We’re brought up in a world that values big goals over little ones, performance over uniqueness, scale over nurture, efficiency over engaged. Essentially we’re creating tradeoffs, but for women tradeoffs are absolutely useless. Imagine believing that you’re giving up on time with your child for time at work, or that you’re giving up your home for someone else’s? How would life work if these were indeed rational choices? In fact, how would things work at all without the simple belief that everything changes and the necessary encouragement this belief gives in making the choice presently? It is not that men discriminate more than is necessary. But it is that women are presented with truly difficult choices and they seem to be getting better at making them work. There is that inescapable argument that we’re missing out on developing this certain quality.

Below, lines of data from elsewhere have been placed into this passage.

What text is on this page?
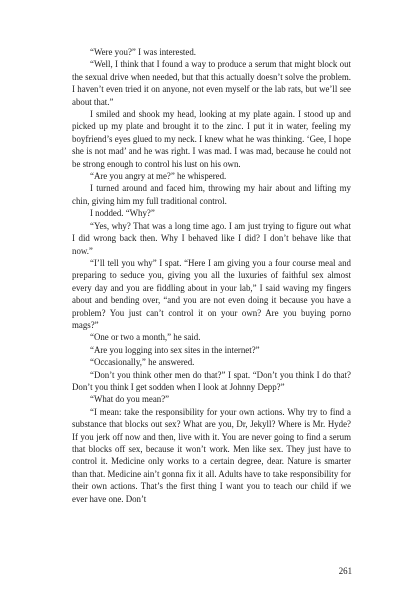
“Were you?” I was interested.

“Well, I think that I found a way to produce a serum that might block out the sexual drive when needed, but that this actually doesn’t solve the problem. I haven’t even tried it on anyone, not even myself or the lab rats, but we’ll see about that.”

I smiled and shook my head, looking at my plate again. I stood up and picked up my plate and brought it to the zinc. I put it in water, feeling my boyfriend’s eyes glued to my neck. I knew what he was thinking. ‘Gee, I hope she is not mad’ and he was right. I was mad. I was mad, because he could not be strong enough to control his lust on his own.

“Are you angry at me?” he whispered.

I turned around and faced him, throwing my hair about and lifting my chin, giving him my full traditional control.

I nodded. “Why?”

“Yes, why? That was a long time ago. I am just trying to figure out what I did wrong back then. Why I behaved like I did? I don’t behave like that now.”

“I’ll tell you why” I spat. “Here I am giving you a four course meal and preparing to seduce you, giving you all the luxuries of faithful sex almost every day and you are fiddling about in your lab,” I said waving my fingers about and bending over, “and you are not even doing it because you have a problem? You just can’t control it on your own? Are you buying porno mags?”

“One or two a month,” he said.

“Are you logging into sex sites in the internet?”

“Occasionally,” he answered.

“Don’t you think other men do that?” I spat. “Don’t you think I do that? Don’t you think I get sodden when I look at Johnny Depp?”

“What do you mean?”

“I mean: take the responsibility for your own actions. Why try to find a substance that blocks out sex? What are you, Dr, Jekyll? Where is Mr. Hyde? If you jerk off now and then, live with it. You are never going to find a serum that blocks off sex, because it won’t work. Men like sex. They just have to control it. Medicine only works to a certain degree, dear. Nature is smarter than that. Medicine ain’t gonna fix it all. Adults have to take responsibility for their own actions. That’s the first thing I want you to teach our child if we ever have one. Don’t

261
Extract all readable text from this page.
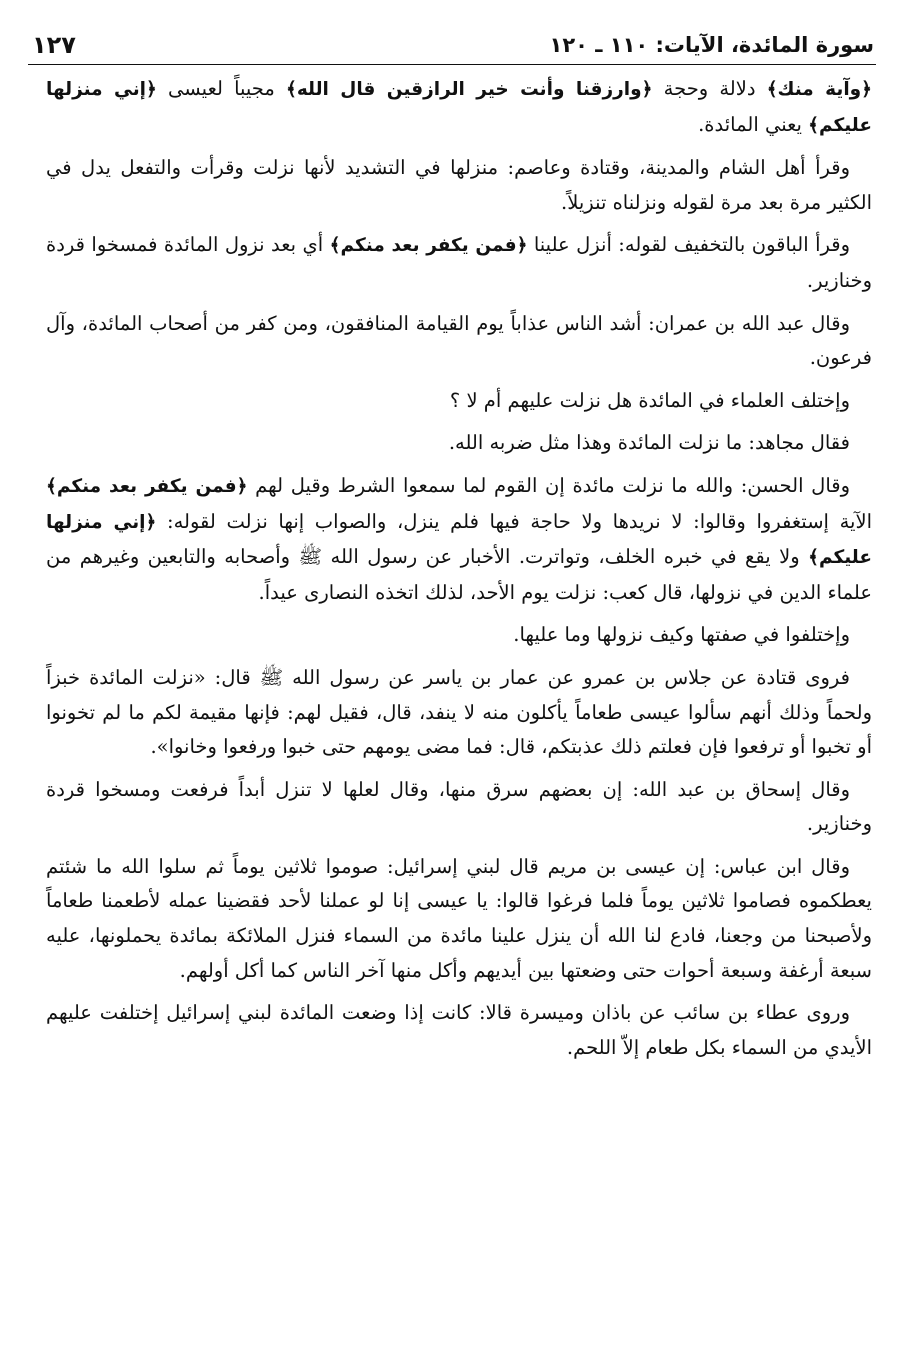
سورة المائدة، الآيات: ١١٠ ـ ١٢٠
١٢٧

﴿وآية منك﴾ دلالة وحجة ﴿وارزقنا وأنت خير الرازقين قال الله﴾ مجيباً لعيسى ﴿إني منزلها عليكم﴾ يعني المائدة.

وقرأ أهل الشام والمدينة، وقتادة وعاصم: منزلها في التشديد لأنها نزلت وقرأت والتفعل يدل في الكثير مرة بعد مرة لقوله ونزلناه تنزيلاً.

وقرأ الباقون بالتخفيف لقوله: أنزل علينا ﴿فمن يكفر بعد منكم﴾ أي بعد نزول المائدة فمسخوا قردة وخنازير.

وقال عبد الله بن عمران: أشد الناس عذاباً يوم القيامة المنافقون، ومن كفر من أصحاب المائدة، وآل فرعون.

وإختلف العلماء في المائدة هل نزلت عليهم أم لا ؟

فقال مجاهد: ما نزلت المائدة وهذا مثل ضربه الله.

وقال الحسن: والله ما نزلت مائدة إن القوم لما سمعوا الشرط وقيل لهم ﴿فمن يكفر بعد منكم﴾ الآية إستغفروا وقالوا: لا نريدها ولا حاجة فيها فلم ينزل، والصواب إنها نزلت لقوله: ﴿إني منزلها عليكم﴾ ولا يقع في خبره الخلف، وتواترت. الأخبار عن رسول الله ﷺ وأصحابه والتابعين وغيرهم من علماء الدين في نزولها، قال كعب: نزلت يوم الأحد، لذلك اتخذه النصارى عيداً.

وإختلفوا في صفتها وكيف نزولها وما عليها.

فروى قتادة عن جلاس بن عمرو عن عمار بن ياسر عن رسول الله ﷺ قال: «نزلت المائدة خبزاً ولحماً وذلك أنهم سألوا عيسى طعاماً يأكلون منه لا ينفد، قال، فقيل لهم: فإنها مقيمة لكم ما لم تخونوا أو تخبوا أو ترفعوا فإن فعلتم ذلك عذبتكم، قال: فما مضى يومهم حتى خبوا ورفعوا وخانوا».

وقال إسحاق بن عبد الله: إن بعضهم سرق منها، وقال لعلها لا تنزل أبداً فرفعت ومسخوا قردة وخنازير.

وقال ابن عباس: إن عيسى بن مريم قال لبني إسرائيل: صوموا ثلاثين يوماً ثم سلوا الله ما شئتم يعطكموه فصاموا ثلاثين يوماً فلما فرغوا قالوا: يا عيسى إنا لو عملنا لأحد فقضينا عمله لأطعمنا طعاماً ولأصبحنا من وجعنا، فادع لنا الله أن ينزل علينا مائدة من السماء فنزل الملائكة بمائدة يحملونها، عليه سبعة أرغفة وسبعة أحوات حتى وضعتها بين أيديهم وأكل منها آخر الناس كما أكل أولهم.

وروى عطاء بن سائب عن باذان وميسرة قالا: كانت إذا وضعت المائدة لبني إسرائيل إختلفت عليهم الأيدي من السماء بكل طعام إلاّ اللحم.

I face difficult choices as I go along and I do need to get better at them. Just the other day someone I respect stated with a razor-like clarity that if one were to build and take a product to market, the founders better be 100% committed. This is how the product startup eco-system works and it’s fair if we think about the expectations of those invested. Anyhow what’s right isn’t the point. Let’s look at it another way. The act of choosing could’ve easily dissuaded Zuckerberg, Gates – should I leave Harvard to build Facebook, Microsoft? and the Google founders – finish PhD. or start a Search company? If these choices appear to be straightforward through their eyes, think of the many Gates’, Zuckerbergs, Brins and Pages who did not build a Google, Microsoft, or Facebook in favor of a Harvard, or a Stanford. Reality is that we won’t know a good thing until and unless we see it through.
Women make such choices work out all the time. They’re figuring out how to be themselves and yet be a part of a workforce dominated by men. They’re figuring out how to be good homemakers and yet play a meaningful role in the world outside their homes. They’re figuring out how to be a good Mother and yet grow their career. They’re figuring out how to be a good Daughter and yet found a new family. They’re applying what is universally acknowledged to be a key Business leadership trait*. They’re doing this at the level of an entire gender that accounts for half of everything on this planet. Indeed, what if they were running things?
Dedicated to the Women who’ve helped breath life into this post. Wish you a Happy Woman’s day.